To do this, it has to skip in and out of mesh. This will be evident as a "blurring" of the V pattern, generally towards the middle of the knurl band. The wider the band, the greater the speed differential and the worse the effect. On a narrow band the effect will be less noticeable, and really narrow bands may have no mutilation whatever.

Look closely at the knurl on the one-sixth scale Cirrus Mk I here. On first glance, it looks good, but look closer in the two o'clock position. The angle of the photo there shows the feint marks near the center of the knurl band where the knurl has been riding up and over in a doomed attempt to travel at two speeds at once. The effect is worsened as the angle between the knurl axis and work face approaches zero. I've seen drivers on commercial engines that are really bad--they obviously didn't know about the "angle the knurl" trick.

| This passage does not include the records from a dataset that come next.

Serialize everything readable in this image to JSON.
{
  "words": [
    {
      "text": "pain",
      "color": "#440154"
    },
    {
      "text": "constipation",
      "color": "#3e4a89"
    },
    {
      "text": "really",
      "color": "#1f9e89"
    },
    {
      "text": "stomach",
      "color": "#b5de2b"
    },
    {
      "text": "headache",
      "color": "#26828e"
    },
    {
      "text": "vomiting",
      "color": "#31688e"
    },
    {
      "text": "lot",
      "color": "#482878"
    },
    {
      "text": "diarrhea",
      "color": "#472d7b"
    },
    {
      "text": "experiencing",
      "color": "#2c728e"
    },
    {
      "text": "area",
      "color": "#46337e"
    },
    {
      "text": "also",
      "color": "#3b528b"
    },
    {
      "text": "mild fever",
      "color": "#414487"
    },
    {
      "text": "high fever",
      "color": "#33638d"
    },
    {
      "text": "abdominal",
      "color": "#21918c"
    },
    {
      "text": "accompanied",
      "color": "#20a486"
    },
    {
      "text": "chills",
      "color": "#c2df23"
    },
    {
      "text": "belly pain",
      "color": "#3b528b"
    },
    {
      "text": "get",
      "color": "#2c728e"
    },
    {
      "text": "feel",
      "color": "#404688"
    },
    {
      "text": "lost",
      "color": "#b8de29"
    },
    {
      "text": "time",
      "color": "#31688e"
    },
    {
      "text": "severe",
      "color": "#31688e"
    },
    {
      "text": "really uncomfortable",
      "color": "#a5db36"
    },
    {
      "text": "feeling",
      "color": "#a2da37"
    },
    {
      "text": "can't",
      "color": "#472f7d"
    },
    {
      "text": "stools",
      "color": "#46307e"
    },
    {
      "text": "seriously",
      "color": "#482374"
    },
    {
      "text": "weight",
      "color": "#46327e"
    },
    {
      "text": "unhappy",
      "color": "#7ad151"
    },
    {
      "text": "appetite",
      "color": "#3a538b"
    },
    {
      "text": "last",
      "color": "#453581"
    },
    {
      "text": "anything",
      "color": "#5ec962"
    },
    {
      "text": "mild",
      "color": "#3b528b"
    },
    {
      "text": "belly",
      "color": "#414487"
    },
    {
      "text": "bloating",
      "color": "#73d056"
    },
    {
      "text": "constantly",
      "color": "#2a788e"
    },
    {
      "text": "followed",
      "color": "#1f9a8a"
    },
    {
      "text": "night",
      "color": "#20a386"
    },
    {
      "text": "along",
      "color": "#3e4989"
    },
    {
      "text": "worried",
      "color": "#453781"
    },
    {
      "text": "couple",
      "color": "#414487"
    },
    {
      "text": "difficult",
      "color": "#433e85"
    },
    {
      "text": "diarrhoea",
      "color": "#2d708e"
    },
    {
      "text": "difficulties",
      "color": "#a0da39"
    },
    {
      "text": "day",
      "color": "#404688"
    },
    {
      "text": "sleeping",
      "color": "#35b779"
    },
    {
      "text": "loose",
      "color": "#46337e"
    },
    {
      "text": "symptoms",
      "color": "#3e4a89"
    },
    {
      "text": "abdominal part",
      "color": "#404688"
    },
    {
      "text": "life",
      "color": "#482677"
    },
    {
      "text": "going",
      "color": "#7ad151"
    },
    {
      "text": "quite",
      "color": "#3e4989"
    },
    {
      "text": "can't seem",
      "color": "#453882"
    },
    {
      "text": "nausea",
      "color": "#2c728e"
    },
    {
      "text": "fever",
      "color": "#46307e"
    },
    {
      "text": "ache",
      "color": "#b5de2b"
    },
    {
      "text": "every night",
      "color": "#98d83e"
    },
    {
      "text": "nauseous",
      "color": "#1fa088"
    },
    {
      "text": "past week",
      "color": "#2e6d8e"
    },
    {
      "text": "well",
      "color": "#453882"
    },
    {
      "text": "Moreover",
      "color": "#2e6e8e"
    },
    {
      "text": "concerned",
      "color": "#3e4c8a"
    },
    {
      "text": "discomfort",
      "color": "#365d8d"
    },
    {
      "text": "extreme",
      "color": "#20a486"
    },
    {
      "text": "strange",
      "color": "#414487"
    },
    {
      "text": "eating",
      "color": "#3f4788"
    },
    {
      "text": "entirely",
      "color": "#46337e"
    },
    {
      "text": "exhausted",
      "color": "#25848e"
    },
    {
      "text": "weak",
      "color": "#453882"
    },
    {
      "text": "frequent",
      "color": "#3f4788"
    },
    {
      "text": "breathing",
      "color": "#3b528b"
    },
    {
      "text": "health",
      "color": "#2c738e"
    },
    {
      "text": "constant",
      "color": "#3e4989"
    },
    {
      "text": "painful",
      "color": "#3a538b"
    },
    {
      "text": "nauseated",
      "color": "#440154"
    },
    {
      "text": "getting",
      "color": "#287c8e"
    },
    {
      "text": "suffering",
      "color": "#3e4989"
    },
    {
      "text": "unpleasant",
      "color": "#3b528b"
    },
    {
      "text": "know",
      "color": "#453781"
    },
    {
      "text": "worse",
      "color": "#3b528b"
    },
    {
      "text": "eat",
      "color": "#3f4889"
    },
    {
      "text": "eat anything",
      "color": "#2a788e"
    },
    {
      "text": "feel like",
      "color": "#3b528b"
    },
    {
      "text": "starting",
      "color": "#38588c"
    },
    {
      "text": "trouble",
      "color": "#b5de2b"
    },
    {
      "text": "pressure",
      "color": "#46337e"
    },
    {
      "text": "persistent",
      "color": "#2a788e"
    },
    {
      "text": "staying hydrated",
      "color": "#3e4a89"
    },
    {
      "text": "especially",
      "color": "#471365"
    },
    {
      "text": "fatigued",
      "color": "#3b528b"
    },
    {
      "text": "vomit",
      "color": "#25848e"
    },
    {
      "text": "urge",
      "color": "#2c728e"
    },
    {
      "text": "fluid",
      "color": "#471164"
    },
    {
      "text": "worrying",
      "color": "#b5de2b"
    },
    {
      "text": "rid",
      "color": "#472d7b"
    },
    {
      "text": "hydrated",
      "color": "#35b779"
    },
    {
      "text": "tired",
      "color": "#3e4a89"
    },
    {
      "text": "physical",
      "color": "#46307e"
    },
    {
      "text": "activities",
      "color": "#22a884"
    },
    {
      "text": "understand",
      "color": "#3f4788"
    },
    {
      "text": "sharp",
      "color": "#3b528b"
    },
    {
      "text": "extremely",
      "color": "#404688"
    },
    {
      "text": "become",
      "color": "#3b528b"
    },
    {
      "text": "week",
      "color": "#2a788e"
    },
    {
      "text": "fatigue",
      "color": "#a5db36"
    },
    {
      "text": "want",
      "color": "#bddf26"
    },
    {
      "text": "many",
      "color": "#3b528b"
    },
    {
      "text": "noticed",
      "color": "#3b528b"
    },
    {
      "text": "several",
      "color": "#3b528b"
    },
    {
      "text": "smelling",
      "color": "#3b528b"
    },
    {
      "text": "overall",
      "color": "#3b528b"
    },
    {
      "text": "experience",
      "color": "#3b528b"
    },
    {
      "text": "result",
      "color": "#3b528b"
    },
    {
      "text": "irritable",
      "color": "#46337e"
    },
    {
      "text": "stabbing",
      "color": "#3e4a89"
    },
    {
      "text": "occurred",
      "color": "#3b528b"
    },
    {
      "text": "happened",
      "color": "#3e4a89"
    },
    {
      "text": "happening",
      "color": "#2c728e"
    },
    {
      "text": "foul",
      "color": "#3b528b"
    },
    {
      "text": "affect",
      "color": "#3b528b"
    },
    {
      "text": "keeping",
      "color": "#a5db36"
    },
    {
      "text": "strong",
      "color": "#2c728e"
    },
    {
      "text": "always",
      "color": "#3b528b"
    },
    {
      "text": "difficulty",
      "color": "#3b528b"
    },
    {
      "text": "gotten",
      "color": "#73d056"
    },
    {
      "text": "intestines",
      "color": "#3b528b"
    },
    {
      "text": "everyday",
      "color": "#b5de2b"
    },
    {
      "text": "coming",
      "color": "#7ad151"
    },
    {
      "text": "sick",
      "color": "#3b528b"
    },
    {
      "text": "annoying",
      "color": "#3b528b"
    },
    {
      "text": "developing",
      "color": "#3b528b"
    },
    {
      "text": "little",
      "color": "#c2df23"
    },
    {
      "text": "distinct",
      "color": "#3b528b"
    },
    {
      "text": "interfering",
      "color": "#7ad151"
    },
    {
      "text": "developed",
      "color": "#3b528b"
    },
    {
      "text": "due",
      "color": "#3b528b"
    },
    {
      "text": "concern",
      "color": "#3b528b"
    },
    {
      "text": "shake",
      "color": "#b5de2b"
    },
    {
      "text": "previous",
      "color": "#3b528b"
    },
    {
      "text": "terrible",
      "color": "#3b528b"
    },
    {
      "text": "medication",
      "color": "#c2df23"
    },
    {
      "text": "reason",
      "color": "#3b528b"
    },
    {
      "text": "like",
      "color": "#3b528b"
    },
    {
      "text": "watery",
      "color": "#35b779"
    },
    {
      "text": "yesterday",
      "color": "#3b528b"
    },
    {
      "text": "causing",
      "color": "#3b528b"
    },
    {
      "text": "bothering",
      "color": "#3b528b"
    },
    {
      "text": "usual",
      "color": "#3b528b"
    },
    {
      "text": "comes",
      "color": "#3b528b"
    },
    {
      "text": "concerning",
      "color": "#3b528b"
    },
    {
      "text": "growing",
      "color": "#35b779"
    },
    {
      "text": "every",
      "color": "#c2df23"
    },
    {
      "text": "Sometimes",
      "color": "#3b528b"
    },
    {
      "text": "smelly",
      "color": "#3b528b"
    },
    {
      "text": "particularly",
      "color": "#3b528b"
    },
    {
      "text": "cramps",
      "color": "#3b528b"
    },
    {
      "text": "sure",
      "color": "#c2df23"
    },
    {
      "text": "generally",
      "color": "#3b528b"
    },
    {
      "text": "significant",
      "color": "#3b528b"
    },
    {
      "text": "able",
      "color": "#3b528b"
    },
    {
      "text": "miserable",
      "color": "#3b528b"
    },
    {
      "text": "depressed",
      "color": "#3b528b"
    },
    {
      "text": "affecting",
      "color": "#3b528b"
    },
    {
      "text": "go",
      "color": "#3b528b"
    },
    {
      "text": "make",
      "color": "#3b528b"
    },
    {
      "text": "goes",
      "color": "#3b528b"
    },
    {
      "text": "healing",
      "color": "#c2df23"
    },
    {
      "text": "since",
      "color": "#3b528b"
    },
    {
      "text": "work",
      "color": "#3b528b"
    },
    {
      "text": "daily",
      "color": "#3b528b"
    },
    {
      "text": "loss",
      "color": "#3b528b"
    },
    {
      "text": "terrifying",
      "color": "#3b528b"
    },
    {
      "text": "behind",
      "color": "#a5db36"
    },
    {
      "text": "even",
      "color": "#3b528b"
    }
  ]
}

The full and complete answer is a special knurl shaped like a bevel gear. Now the knurl can achieve a degree of angular velocity variation across its face too. Such tools are rare. Dan Calkin used one, and the knurls on ELF engines are absolutely perfect (see Figure 15-69 on page 203 of John J Brown's book "Dan Calkin And His ELFs").

The Theoring diesel plans show such a tool as well--an item which has mystified many readers of the plans (the prop driver is the L shaped, partially sectioned thingie to the upper right of the diagram). The knurl teeth could be produced by shaping and indexing with the tool path such that the depth of cut lessens as it approaches the apex, or by using standard bevel gear milling practice as described in Ivan Law's book. I truly plan to make one of these someday (so much to do; so little time).

As noted above, if we try to plunge knurl a wide band with a straight knurl, the radial speed differential across the area being knurled will require the knurl to do ugly things to the peaks and valleys. There is a trick you can pull in this case. Instead of trying to knurl the whole area, divide it into two narrower bands, and knurl each separately. This technique was employed by the English manufacturer FROG (Flies Right Off Ground) on their Frog 500 5cc glow engine (and later, the Frog 500 ignition engine!). In this photo, the driver diameter is 7/8". The band to be knurled was 3/8" wide which I know from experience would be marginal to poor with a straight knurl. By dividing it into two 1/8" bands, two very neat and well defined knurls are produced. This is better, gripping-wise--than a single, poorly defined one like the "commercial" job below.

Conclusions

The plunge knurl process gives quite acceptable results, once you understand the limitations and work within them. The trick is to angle the knurl to approximate a series of peaks and troughs that converge in the center. Ideally, a knurl with an angular face allows better "meshing" and will produce a better defined pattern. But a standard knurl will produce fine results if the width is kept to no more than 1/4" (about 6mm). Wider than that, consider using two thin knurl bands. They will be well defined (and look neatly different too). With a little practice, you'll be turning out better knurls than many "commercial" jobs like the DC Sabre pictured here. Now don't tell me you can't do a better job than that!